Türkiye İnsan Hakları Vakfı'na 130 bin liralık 'gönüllü doktor' cezası

Türkiye İnsan Hakları Vakfı'na 130 bin liralık 'gönüllü doktor' cezası

Gezi Parkı protestoları sırasında yaralılara tedavi desteği veren Türkiye İnsan Hakları Vakfı’na (TİHV), “Kayıtdışı ve gönüllü doktor çalıştırdığı” gerekçesiyle 130 bin lira ceza kesildi. “Ceza, kasıtlı ve intikam amaçlı” diyen vakfın itirazları sonuç vermedi, Sosyal Güvenlik Kurumu’nun (SGK) verdiği ceza kesinleşti.

 

Gezi günleri

 

Ahmet Keskin’in Taraf’ta yer alan haberine göre, işkence başta olmak üzere insan hakkı ihlallerini belgelemek ve bu suçların mağdurlarını tedavi etmek amacıyla 1990’da kurulan ve Gezi Parkı protestoları sırasında yaralananları tedavisinin yapıldığı  TİHV protestoların sürdüğü 18-21 Haziran 2013 tarihleri arasında SGK tarafından denetime alındı. SGK, vakfa gönüllü katkı veren doktor Levent Kutlu’nun primlerini SGK’ya yatırmadığı gerekçesiyle TİHV hakkında tutanak tuttu. Ardından da vakfa 130 bin lira idari para cezası kesti.

Kutlu, TİHV’de 1994’ten bu yana gönüllü hekimlik yapıyor ve ağırlıkla da işkence görenlerin tedavi ve rehabilitasyonu ve bunların raporlaştırılmasıyla uğraşıyordu. Daha önemlisi Kutlu’nun gönüllülük mesaisi dışında asıl işi de vardı. Üstüne üstlük bu durum SGK’nın kayıtlarında da görülüyordu. Kutlu, bir işyerinde işyeri hekimi olarak çalışıyor, yani primleri o işveren tarafından zaten yatırılıyordu. TİHV yöneticileri, aylarca SGK’ya bu durumu anlatmak için uğraştı, doktor Kutlu’nun vakfın tam zamanlı çalışanı olmadığını, dolayısıyla bir usülsüz işlemleri bulunmadığına yönelik belgeli itirazlarda bulundu. Ancak, SGK yetkililerine söz dinletemedi. Vakfın hukuki girişimleri de sonuç vermedi. SGK, idari para cezası uygulama kararından geri dönmedi. Dolayısıyla Vakfa 130 bin liralık idari para cezası kesinleşti.
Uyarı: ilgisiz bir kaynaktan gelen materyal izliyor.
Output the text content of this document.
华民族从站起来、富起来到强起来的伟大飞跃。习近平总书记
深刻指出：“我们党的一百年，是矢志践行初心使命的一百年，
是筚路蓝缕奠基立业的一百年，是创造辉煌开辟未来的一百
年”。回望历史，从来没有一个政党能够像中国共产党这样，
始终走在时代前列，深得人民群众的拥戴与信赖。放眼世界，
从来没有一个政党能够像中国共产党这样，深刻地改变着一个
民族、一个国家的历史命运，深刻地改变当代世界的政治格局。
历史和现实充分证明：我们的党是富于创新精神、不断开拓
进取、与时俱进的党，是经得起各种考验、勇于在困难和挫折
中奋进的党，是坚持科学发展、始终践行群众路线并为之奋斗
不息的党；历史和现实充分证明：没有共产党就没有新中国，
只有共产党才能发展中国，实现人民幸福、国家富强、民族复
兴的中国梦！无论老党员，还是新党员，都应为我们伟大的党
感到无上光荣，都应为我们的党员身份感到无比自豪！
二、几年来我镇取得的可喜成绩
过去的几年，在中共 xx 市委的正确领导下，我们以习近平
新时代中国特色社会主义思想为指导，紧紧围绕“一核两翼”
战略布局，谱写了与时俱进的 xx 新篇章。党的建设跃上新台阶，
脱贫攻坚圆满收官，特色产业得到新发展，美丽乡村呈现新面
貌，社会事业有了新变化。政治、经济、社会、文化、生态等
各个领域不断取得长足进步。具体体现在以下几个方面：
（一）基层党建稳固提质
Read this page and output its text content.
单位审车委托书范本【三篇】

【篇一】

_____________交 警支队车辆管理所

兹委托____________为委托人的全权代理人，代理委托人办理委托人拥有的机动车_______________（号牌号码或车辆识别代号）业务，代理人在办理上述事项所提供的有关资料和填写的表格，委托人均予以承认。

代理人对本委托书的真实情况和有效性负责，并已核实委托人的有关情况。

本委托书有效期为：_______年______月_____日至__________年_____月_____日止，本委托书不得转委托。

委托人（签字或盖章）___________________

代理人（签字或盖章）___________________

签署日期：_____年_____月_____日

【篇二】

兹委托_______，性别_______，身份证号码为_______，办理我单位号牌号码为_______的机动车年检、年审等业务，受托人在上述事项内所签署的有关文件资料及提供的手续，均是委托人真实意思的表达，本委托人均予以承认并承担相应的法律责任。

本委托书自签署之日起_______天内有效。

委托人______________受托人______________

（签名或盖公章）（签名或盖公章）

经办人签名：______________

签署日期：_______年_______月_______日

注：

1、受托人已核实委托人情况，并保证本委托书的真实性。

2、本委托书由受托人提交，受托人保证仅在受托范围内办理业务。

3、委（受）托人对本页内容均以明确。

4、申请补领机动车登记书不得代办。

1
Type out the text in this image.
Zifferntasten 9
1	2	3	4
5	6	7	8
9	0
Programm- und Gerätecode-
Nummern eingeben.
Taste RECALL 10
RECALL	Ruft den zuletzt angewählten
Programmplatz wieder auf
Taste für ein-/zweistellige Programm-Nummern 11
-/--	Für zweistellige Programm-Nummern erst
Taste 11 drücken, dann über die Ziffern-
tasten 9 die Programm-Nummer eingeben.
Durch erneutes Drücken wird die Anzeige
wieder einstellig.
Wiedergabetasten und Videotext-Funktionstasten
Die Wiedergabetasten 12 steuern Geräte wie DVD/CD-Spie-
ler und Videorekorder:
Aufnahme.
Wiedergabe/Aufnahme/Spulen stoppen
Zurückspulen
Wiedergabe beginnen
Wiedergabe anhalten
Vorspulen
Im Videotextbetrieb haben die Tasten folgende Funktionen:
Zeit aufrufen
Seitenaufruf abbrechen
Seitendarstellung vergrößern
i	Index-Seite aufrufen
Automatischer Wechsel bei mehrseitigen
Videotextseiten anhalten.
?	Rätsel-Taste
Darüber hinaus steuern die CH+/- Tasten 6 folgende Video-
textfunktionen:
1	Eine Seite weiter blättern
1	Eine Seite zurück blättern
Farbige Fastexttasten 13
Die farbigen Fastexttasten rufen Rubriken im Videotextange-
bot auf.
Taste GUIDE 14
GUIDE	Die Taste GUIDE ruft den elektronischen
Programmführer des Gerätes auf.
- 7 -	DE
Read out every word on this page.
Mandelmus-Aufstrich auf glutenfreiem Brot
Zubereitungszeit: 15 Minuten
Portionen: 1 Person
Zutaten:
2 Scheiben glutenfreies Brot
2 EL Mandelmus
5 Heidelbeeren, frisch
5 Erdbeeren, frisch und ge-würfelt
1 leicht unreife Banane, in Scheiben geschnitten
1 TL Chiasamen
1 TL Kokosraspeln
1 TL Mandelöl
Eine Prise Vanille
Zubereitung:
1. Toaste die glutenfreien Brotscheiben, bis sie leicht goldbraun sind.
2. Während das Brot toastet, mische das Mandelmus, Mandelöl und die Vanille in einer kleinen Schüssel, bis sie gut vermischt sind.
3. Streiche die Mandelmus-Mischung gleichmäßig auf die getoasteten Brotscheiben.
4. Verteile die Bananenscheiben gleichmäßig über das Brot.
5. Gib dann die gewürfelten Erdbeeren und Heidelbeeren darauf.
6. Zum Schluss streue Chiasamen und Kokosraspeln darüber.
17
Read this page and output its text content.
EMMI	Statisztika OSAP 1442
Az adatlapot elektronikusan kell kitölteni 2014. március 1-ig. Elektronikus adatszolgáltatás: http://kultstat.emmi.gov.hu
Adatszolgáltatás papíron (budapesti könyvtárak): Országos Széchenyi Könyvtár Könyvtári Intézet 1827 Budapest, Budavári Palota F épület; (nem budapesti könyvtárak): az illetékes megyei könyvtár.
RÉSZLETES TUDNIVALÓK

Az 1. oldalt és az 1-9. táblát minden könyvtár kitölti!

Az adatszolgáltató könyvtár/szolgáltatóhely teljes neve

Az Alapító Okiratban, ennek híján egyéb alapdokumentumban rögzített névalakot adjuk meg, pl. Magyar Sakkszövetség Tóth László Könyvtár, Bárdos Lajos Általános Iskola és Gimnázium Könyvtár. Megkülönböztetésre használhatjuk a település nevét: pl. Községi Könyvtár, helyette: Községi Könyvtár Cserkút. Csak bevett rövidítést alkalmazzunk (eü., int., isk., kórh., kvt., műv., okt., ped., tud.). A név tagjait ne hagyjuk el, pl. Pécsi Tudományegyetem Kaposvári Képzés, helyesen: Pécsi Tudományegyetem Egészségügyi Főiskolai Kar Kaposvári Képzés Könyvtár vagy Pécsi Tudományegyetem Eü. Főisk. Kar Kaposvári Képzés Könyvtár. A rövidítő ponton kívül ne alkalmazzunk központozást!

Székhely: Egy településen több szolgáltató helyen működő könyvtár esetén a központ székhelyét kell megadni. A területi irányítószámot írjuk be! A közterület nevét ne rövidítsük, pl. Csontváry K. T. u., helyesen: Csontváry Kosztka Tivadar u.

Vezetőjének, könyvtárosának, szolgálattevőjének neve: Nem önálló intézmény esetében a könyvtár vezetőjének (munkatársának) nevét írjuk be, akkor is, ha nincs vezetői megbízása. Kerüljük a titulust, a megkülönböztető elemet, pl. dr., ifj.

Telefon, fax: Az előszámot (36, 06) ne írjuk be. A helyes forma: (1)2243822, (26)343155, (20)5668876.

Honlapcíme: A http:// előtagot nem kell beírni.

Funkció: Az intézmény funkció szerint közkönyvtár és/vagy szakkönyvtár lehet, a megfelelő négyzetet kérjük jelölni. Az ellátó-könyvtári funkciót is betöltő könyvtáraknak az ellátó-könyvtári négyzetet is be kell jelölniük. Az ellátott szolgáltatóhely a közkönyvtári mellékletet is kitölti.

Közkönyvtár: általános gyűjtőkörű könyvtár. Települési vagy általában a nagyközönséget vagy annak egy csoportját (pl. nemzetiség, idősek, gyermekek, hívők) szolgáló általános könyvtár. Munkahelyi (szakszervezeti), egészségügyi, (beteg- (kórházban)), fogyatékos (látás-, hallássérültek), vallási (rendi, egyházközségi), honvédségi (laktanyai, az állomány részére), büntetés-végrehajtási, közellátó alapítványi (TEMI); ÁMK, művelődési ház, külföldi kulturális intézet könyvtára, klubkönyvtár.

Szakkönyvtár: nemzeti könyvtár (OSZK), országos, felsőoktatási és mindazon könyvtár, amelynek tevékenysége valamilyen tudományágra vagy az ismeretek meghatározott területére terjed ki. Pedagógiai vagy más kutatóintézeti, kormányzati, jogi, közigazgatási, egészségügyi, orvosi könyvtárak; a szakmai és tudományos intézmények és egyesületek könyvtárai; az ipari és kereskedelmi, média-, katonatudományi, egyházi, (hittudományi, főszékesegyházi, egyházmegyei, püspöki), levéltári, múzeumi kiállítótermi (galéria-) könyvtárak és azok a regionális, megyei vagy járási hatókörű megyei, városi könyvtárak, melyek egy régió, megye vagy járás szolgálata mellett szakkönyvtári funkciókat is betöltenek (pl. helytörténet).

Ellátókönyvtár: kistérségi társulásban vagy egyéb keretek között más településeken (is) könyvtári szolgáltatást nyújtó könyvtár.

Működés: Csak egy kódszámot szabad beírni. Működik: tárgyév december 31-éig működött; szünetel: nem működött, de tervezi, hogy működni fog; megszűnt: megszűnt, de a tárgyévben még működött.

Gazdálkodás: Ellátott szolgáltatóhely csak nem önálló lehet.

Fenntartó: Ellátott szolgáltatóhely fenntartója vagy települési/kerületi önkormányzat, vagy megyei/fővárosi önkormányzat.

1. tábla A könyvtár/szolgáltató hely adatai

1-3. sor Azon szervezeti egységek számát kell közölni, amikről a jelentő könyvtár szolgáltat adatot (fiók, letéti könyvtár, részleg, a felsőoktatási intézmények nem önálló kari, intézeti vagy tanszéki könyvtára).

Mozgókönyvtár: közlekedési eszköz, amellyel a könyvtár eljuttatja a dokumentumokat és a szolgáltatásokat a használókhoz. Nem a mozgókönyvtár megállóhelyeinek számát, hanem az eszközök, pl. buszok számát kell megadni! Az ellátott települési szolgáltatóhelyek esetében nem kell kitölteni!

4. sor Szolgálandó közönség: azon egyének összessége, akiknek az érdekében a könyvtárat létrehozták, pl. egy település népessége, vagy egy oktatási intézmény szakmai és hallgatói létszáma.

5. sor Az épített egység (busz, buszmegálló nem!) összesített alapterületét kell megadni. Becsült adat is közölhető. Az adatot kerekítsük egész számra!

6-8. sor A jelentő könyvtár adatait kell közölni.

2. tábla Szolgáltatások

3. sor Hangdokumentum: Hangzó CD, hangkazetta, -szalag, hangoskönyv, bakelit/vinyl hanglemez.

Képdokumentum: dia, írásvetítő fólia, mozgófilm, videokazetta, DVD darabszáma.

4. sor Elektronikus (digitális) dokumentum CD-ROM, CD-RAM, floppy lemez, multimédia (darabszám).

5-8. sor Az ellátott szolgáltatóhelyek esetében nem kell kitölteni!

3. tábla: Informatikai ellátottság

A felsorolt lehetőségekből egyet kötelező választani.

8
Buna göre TİHV’nin işkence gören veya tecavüz gibi başka ciddi hak ihlalleri yaşayanların tedavisinde kullanacağı parası, devlete gidecek. TİHV parayı ödeyemezse bu kez icra da gündeme gelebilecek. Bu ağır cezanın gerçeğe aykırı olarak kasıtla ve cezalandırma amacıyla verildiğini düşünen ve bunu Gezi’nin intikamı olarak da gören TİHV yönetimi 18 Mart’ta konuyla ilgili kapsamlı basın açıklaması yapmaya karar verdi. TİHV yöneticileri bu toplantıda maruz kaldıkları uygulamanın ayrıntıları konusunda bilgi paylaşımında bulunurken, buna karşı ne yapacaklarını da açıklayacak.

TİHV’e yönelik bu tartışmalı yaptırım kararı akıllara İzmir’de polis kurşunuyla öldürülen Baran Tursun’un ailesi tarafından kurulan ve kolluk kuvvetlerince öldürülenlerin kayıtlarını tutan ve bu öldürmeleri sorgulayan  vakfın kapatılması için harekete geçilmesi talimatı verildiğini getirdi.